|Michel, A. P.|
|Guelbeogo, W. M.|
|Willard, M. B.|
|Sagnon, N. F.|
|Besansky, N. J.|
Submitted to: Insect Molecular Biology
Publication Type: Peer Reviewed Journal
Publication Acceptance Date: 2/8/2005
Publication Date: 8/20/2005
Citation: Michel, A. P., Guelbeogo, W. M., Grushko, O., Schemerhorn, B.J., Kern, M, Willard, M. B., Sagnon, N. F., Costantini, C., Besansky, N. J. 2005. Molecular differentiation between chromosomally defined incipient species of anopheles funestus. 14(4):375-387. . Insect Molecular Biology.
Interpretive Summary: The purpose of this study was to determine how much genetic differentiation there is between collections of malaria carrying mosquitoes in sub-Saharan Africa. We used a combination of both microsatellite loci and direct sequencing. This study has concluded that there are three distinct divisions in the population continent wide. These population divisions roughly coincide with the Eastern, Western and Central regions of Africa. The Eastern area was not as genetically diverse as the other two regions. This suggests there are similar geographical constraints for Anopheles funestus as there have previously been seen in Anopheles gambiae. In the eastern part of Africa, the Rift Valley appears to be a barrier for Anopheles funestus as was seen in Anopheles gambiae. The western division showed a possible population expansion west of the Rift Valley and is likely due as a response to human agricultural practices. This information is vital in the understanding of the spread of resistance to insecticides, the spread of resistance to malaria parasites as well as for any future release of genetically modified mosquitoes.
Technical Abstract: Anopheles funestus is a primary vector of malaria in Africa south of the Sahara. We assessed its range-wide population genetic structure based on samples from 11 countries, using 10 physically mapped microsatellite loci, 2 per autosome arm and the X (N=548), and 834 bp of the mitochondrial ND5 gene (N=470). On the basis of microsatellite allele frequencies, we found three subdivisions: eastern (coastal Tanzania, Malawi, Mozambique and Madagascar), western (Burkina Faso, Mali, Nigeria and western Kenya), and central (Gabon, coastal Angola). A. funestus from the southwest of Uganda had affinities to all three subdivisions. Mitochondrial DNA (mtDNA) corroborated this structure, although mtDNA gene trees showed less resolution. The eastern subdivision had significantly lower diversity, similar to the pattern found in the co-distributed malaria vector A. gambiae. This suggests that both species have responded to common geographic and/or climatic constraints. The western division showed signatures of population expansion encompassing Kenya west of the Rift Valley through Burkina Faso and Mali. This pattern also bears similarity to A. gambiae, and may reflect a common response to expanding human populations following the development of agriculture.
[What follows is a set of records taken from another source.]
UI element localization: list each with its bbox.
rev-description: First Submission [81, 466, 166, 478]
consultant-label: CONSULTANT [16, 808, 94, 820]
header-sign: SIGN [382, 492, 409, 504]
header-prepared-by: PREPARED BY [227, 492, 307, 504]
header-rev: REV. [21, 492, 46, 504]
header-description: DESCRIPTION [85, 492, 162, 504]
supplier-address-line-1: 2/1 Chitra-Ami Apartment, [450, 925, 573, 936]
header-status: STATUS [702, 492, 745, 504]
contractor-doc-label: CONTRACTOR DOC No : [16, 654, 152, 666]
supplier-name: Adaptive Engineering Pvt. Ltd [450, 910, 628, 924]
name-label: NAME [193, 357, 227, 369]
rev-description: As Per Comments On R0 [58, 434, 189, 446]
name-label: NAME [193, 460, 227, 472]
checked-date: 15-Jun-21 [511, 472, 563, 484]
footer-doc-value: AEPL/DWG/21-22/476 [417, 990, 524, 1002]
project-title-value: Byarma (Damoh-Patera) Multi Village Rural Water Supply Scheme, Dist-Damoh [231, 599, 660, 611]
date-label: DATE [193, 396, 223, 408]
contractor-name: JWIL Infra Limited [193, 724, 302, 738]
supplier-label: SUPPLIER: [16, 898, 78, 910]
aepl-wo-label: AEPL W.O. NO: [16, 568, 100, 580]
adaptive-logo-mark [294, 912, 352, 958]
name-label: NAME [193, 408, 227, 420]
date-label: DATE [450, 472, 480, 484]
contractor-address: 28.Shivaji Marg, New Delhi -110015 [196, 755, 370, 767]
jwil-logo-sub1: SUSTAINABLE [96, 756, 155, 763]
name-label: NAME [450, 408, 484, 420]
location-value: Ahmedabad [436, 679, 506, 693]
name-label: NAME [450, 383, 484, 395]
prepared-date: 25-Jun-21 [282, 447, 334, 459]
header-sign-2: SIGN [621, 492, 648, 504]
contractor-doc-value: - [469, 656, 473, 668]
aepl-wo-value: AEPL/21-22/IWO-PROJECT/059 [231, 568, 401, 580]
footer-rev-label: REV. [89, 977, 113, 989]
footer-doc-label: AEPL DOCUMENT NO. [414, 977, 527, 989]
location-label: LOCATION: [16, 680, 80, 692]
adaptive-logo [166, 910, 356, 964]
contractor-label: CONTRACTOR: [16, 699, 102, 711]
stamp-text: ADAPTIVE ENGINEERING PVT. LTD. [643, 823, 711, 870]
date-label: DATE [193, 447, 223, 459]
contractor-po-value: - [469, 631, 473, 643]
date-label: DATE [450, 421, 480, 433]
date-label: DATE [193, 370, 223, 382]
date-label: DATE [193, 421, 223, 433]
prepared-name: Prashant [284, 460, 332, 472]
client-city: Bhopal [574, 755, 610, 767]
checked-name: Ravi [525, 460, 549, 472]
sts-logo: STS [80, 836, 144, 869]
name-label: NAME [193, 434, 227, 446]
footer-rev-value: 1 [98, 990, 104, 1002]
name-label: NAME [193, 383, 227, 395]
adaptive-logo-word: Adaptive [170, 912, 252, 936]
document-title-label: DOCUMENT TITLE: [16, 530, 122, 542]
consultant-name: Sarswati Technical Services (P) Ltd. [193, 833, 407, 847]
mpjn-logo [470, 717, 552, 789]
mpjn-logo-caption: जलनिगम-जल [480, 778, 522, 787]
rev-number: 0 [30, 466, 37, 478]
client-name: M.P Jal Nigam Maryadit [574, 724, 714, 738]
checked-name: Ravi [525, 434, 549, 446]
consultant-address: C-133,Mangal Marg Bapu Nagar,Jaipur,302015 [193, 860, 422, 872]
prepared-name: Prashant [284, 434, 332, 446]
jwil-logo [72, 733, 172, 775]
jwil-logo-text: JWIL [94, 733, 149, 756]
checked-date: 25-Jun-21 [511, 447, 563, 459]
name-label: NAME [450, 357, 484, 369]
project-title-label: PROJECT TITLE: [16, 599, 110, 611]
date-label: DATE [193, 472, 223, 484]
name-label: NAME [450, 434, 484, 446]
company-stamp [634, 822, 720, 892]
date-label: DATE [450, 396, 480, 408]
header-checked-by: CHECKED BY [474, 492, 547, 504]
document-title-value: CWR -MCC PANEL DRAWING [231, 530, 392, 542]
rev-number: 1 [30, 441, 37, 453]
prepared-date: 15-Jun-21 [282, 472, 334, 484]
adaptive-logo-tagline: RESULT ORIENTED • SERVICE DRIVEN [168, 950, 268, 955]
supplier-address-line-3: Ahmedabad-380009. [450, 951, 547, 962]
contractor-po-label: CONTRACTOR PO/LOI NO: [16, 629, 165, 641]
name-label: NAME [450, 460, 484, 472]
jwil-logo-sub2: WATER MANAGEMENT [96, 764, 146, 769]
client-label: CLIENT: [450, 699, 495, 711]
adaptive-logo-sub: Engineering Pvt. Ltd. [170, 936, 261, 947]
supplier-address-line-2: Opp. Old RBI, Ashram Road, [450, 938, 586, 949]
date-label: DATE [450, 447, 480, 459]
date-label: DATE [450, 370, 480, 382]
Due to the presumed recent population expansion, the correlation between genetic and geographic distance was weak. Mitochondrial DNA revealed further cryptic subdivision in A. funestus, not detected in the nuclear genome. Mozambique and Madagascar samples contained two mtDNA lineages, designated clade-I and clade-II, that were separated by 2 fixed differences and an average of 2% divergence, which implies that they have evolved independently for ~1 million years. Clade-I was found in all 11 locations, whereas clade-II was sampled only on Madagascar and Mozambique. We suggest that the latter clade may represent mtDNA capture by A. funestus, resulting from historical hybridization with a related species.